HIR Issue: 
Youth on Fire

Haiti’s influence led Translators without Borders to seek ways to scale up operations, such as automated matching of translators and NGOs. Now Translators without Borders had the attention of the translation industry and its technology providers. Helping in Haiti had been successful. But to respond to that type of crisis again, while also translating every day humanitarian documents on a wider scale, the organization, which to date has run completely on volunteer power, without a single paid employee, would need to harness technology.

Firstly, it would be necessary to better connect vetted NGOs to professional translators. That flow issue was addressed by establishing a crowdsourced network that, in less than a year, has increased capacity in translated words five-fold.

Secondly, as the organization began to receive interest from more volunteer professional translators, it became increasingly apparent that while some languages could be served well, there were no translators available for many of the most critical languages where the lack of accessible knowledge was greatest, such as key African and Indian languages. It became necessary to find more potential translators for underserved languages, train them, and add them to the crowdsourced community.

The Crowdsourced Network

The first step was to create a simple, seamless, and almost self-managing community in which translators worked directly with NGOs.

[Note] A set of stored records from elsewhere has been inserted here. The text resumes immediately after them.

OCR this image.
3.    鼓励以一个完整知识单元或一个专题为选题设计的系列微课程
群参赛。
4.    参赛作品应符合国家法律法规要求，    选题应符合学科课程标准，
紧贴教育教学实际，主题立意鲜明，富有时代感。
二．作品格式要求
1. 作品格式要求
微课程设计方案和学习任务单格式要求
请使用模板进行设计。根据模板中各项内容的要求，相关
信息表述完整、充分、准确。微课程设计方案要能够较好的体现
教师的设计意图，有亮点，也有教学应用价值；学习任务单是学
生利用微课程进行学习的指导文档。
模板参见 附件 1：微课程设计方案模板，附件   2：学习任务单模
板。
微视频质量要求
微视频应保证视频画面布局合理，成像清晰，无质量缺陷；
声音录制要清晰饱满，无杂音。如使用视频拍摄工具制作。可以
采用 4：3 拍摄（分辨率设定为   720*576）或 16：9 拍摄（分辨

The new crowdsourced community was modeled after a self-regulating worldwide translation community developed by Translators without Borders tapped the company to create an online project management system called the Translators without Borders Translation Center, allowing vetted NGOs to post their projects, and pre-approved translators to choose the projects that interest them. The first platform of its kind, the Translation Center is completely automated, meaning more translators can put their skills to work for more NGOs.

How this works is that NGOs upload documents for translation, triggering an e-mail notification sent to a small group of volunteers with the relevant language combination and expertise. Projects are claimed within hours, and the NGO receives the translation within days. This automation has facilitated the growth of the operation.

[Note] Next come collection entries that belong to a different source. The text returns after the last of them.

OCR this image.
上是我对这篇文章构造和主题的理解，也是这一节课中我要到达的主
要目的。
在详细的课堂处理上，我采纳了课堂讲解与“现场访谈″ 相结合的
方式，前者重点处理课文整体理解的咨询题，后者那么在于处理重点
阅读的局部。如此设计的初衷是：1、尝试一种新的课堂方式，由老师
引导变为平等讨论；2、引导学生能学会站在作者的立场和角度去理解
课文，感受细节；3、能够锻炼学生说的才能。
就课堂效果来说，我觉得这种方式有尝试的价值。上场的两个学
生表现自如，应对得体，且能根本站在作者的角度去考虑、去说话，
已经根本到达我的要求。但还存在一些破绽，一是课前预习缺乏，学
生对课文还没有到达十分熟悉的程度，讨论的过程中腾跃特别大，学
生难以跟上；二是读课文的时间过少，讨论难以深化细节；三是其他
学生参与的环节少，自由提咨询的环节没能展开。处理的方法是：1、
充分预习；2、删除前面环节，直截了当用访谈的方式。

In January 2011, when projects were handled manually, Translators without Borders translated 29 projects, with 37,000 words of text, in seven language pairs, for nine different NGOs.

With the Center, in January 2012, Translators without Borders was able to translate roughly 6 times as much: 183 projects, with 280,000 words, in 25 language pairs, for 24 NGOs. Fully functional by May 2011, the Translation Center was marketed to vetted NGOs throughout the year, alerting them that they could now self-post to the network. They found it user-friendly and, more importantly, faster. Direct postings by NGOs grew steadily and by November, all Translators without Borders humanitarian translations used the Center.